Speculation about Luca Cordero di Montezemolo's political future has heated up since traditional parties lost ground to fringe groups in local elections in May as Italians protested against the economic crisis.
A household name in Italy, known almost as much for his snappy dress sense as his roles at carmakers Ferrari and Fiat, the aristocratic former head of Italy's industry federation is often seen as someone who could succeed in high-level politics.
"Our main goal is to have new people in the political leading class," Montezemolo told Reuters in an interview, saying his Future Italy think-tank would dip into civil society, the business world and academia for candidates.
Speculation that Montezemolo would enter politics grew after he founded Future Italy in 2009, but he remains cagey about what role he himself might play in future.
"My role with my foundation is to give ideas, to give priorities, to make projects for the near future of Italy, and to help to introduce new people in the Italian political leading class," he said on the sidelines of the Financial Times Luxury Conference in the Moroccan city of Marrakesh.
"This does not mean that I will enter, but I will help people to enter because you cannot accept to have in the future the same political class," he said.
The success of unknown candidates belonging to comedian Beppe Grillo's Five-Star Movement in May underscored growing disillusionment among voters with traditional parties.
While that vote signalled Italians' desire for change, only 5 percent said they would like to see Montezemolo as prime minister, an Ipsos poll broadcast on state TV on Tuesday showed.

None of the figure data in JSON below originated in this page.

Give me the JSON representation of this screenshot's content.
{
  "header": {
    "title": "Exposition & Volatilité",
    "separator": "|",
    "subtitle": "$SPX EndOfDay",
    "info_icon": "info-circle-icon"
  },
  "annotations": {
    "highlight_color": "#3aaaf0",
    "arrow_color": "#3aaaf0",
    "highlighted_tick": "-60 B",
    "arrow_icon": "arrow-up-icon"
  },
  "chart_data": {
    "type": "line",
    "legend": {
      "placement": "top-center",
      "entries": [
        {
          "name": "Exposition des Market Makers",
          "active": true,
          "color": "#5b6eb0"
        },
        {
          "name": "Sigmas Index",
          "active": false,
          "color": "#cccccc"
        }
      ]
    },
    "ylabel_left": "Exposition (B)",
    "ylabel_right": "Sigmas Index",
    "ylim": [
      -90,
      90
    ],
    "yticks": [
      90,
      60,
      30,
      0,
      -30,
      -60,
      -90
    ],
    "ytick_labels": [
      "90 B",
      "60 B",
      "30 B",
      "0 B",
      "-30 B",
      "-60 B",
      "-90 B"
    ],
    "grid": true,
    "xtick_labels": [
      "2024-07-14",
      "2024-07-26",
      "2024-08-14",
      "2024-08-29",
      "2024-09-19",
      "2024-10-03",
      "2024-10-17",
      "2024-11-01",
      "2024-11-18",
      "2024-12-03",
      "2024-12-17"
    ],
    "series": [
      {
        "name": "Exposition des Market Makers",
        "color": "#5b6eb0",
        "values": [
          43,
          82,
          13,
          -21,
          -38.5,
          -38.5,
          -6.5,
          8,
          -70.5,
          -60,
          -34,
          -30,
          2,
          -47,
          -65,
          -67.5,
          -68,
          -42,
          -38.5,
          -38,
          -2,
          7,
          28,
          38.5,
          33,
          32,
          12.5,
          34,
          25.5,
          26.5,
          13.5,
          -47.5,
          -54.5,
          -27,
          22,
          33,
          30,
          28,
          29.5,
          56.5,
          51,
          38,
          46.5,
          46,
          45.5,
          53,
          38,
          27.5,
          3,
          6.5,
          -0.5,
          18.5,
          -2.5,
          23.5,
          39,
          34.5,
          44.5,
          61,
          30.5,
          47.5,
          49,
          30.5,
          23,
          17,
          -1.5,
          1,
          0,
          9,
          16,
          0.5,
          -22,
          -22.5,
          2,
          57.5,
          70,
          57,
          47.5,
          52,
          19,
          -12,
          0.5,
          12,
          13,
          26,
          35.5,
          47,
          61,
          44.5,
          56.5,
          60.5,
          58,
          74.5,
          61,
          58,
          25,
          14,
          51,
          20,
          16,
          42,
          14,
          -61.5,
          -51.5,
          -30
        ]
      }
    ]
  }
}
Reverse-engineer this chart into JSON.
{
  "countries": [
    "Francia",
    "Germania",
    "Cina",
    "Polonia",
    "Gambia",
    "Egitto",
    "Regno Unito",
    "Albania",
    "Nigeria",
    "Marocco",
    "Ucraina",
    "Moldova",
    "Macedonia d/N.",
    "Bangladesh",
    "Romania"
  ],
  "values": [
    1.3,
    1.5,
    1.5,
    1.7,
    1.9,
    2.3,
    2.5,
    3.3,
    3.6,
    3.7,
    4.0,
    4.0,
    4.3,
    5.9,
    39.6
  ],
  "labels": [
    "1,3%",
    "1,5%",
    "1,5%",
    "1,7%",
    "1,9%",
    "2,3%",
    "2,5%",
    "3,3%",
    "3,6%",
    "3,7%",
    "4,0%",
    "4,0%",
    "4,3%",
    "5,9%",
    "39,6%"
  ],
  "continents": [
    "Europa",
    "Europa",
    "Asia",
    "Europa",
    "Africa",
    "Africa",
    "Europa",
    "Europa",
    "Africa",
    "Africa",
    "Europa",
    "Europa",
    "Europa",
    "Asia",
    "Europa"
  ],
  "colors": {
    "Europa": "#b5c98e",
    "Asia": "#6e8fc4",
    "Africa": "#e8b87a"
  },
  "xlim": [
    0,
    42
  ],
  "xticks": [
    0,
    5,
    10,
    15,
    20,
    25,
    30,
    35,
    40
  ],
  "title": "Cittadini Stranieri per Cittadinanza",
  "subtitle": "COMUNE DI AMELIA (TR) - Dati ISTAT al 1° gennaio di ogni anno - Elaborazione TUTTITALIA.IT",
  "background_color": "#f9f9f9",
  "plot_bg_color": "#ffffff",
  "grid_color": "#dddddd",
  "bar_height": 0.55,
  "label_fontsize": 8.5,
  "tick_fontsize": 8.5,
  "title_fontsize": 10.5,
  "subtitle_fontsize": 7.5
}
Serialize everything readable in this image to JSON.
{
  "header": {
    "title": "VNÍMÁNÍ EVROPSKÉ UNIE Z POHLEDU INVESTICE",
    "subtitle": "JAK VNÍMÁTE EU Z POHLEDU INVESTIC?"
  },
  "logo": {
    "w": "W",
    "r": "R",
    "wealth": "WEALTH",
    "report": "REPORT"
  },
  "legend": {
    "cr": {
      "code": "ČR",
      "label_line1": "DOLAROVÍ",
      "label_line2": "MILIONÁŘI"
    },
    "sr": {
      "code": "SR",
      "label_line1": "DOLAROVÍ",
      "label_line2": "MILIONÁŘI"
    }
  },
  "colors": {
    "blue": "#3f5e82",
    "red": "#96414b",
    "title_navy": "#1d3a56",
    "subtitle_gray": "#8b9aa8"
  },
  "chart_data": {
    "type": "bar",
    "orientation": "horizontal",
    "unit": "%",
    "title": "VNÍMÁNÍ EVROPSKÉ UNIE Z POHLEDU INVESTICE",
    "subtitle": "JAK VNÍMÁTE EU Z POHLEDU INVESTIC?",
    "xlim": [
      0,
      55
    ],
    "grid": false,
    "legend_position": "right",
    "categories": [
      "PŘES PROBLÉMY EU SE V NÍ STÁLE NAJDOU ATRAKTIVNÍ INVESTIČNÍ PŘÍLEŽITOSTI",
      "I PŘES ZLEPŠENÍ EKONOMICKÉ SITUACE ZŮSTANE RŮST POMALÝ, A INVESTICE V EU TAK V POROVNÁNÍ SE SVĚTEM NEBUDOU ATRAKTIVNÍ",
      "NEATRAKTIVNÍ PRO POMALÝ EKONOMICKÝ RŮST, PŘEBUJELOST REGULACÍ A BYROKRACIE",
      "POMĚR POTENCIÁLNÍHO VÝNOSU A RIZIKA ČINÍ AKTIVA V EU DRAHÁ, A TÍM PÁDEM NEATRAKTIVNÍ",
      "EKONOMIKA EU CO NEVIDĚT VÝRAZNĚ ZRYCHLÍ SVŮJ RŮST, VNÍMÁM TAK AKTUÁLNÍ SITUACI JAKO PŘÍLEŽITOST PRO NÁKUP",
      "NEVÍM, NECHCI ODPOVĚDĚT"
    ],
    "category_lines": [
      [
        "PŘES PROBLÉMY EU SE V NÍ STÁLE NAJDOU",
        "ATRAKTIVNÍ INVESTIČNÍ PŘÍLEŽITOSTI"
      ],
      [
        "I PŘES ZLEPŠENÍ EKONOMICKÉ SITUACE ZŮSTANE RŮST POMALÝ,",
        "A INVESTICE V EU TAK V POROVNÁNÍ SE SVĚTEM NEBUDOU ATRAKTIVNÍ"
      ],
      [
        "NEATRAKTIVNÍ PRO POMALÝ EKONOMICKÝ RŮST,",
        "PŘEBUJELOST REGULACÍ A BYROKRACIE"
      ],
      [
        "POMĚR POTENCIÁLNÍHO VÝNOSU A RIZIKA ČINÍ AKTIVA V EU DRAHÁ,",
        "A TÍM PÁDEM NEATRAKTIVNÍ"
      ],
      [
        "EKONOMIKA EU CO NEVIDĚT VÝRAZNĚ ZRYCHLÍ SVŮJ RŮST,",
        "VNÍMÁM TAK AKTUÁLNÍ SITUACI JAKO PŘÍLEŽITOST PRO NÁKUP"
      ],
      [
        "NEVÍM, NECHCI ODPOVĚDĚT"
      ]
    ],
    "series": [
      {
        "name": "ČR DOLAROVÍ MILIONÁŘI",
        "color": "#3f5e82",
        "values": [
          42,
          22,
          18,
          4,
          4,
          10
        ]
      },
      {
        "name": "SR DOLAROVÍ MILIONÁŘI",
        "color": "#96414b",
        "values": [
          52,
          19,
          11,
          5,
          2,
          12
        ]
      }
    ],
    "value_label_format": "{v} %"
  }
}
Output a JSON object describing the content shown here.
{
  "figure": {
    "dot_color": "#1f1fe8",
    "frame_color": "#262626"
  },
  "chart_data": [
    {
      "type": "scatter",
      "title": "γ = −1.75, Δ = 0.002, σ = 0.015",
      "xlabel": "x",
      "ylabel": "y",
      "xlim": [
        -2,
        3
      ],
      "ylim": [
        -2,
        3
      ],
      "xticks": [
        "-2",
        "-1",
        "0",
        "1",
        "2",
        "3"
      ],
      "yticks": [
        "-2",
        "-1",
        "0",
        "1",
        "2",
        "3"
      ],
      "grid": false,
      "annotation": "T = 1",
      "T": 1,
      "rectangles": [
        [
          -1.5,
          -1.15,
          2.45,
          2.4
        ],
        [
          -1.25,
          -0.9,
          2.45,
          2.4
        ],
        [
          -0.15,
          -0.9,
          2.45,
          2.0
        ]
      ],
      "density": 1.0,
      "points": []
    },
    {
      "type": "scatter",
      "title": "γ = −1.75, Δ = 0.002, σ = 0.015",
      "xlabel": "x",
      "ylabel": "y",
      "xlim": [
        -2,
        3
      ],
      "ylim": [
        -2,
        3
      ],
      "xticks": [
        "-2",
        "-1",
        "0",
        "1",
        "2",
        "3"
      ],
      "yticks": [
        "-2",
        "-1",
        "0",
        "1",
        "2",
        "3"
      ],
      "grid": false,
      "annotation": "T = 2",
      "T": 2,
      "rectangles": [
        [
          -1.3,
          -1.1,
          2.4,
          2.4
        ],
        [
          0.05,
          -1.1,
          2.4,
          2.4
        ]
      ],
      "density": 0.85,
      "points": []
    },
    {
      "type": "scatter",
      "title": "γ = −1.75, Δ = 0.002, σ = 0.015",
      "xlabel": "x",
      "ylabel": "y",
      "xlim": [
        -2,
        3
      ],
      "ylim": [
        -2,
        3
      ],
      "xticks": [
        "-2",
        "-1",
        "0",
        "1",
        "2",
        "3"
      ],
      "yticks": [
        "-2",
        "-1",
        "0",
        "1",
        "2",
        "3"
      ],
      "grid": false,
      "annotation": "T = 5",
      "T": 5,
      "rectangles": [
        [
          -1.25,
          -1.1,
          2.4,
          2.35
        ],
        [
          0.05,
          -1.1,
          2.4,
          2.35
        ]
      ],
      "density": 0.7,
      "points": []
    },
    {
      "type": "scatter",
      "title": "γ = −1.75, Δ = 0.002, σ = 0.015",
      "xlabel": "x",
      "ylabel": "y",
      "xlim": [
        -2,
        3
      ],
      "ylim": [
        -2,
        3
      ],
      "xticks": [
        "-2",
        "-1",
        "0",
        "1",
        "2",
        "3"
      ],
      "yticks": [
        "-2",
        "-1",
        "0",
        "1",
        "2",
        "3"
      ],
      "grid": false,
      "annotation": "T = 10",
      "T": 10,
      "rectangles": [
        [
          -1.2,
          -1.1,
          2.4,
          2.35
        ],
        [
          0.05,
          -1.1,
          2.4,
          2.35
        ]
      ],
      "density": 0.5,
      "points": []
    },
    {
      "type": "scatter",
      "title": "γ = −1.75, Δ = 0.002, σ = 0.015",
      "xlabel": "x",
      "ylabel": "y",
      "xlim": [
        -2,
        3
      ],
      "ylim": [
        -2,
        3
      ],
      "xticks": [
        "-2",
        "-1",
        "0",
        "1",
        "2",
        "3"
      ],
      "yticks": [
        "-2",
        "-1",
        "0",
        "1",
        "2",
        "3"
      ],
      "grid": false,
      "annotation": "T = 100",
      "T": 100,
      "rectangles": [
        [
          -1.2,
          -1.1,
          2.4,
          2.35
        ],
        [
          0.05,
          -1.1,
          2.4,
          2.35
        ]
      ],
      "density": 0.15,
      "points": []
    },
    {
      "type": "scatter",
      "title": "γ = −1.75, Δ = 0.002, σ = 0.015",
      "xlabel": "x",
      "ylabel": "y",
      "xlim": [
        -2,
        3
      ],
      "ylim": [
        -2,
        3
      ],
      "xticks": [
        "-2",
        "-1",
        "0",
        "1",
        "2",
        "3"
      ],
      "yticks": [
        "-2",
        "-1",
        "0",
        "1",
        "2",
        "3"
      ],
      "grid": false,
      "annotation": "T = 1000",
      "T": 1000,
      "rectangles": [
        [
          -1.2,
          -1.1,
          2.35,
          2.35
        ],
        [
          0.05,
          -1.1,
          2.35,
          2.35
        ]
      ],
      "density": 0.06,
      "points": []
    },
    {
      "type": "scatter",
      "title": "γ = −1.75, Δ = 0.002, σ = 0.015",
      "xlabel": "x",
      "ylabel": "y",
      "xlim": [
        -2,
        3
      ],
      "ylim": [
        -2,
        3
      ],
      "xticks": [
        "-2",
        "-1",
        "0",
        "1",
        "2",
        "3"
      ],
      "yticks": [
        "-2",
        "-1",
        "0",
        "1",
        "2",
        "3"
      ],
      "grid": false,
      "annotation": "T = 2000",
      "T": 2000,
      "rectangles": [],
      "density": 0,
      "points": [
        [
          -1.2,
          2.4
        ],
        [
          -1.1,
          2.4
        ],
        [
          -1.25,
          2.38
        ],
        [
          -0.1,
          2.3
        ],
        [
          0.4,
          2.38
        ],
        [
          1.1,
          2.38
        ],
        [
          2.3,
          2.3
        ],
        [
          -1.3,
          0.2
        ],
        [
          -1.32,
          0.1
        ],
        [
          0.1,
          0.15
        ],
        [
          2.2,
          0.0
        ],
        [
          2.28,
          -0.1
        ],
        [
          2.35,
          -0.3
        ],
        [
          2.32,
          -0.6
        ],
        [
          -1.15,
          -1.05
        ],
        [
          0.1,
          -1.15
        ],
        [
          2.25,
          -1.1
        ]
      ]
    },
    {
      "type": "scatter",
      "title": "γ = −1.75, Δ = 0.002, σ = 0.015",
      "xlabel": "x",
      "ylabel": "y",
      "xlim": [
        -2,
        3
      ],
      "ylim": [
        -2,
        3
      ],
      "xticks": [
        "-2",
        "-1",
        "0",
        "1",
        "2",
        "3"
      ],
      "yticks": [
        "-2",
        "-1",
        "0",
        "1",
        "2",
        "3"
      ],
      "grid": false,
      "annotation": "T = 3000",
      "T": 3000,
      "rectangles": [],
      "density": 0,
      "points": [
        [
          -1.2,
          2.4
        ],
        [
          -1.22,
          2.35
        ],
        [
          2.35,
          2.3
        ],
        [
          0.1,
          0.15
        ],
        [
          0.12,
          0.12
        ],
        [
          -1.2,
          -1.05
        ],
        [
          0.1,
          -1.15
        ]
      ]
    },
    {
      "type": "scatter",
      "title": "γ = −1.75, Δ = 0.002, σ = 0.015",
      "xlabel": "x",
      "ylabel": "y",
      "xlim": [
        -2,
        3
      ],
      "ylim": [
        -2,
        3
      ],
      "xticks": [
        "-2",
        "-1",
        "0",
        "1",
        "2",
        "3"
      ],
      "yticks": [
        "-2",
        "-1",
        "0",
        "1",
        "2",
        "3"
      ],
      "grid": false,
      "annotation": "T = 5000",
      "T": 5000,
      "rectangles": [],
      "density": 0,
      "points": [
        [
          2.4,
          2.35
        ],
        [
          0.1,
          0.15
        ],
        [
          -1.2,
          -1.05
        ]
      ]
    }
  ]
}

Italy has been run by an apolitical prime minister since economist Mario Monti took over from Silvio Berlusconi in November as Italy teetered on the edge of debt default.
National elections due in early 2013 should elect a new parliament and government.
Berlusconi's People of Liberty party and other traditional political blocs have all mentioned Montezemolo as a political outsider who could step into politics, but the car company executive has not made any alliances so far.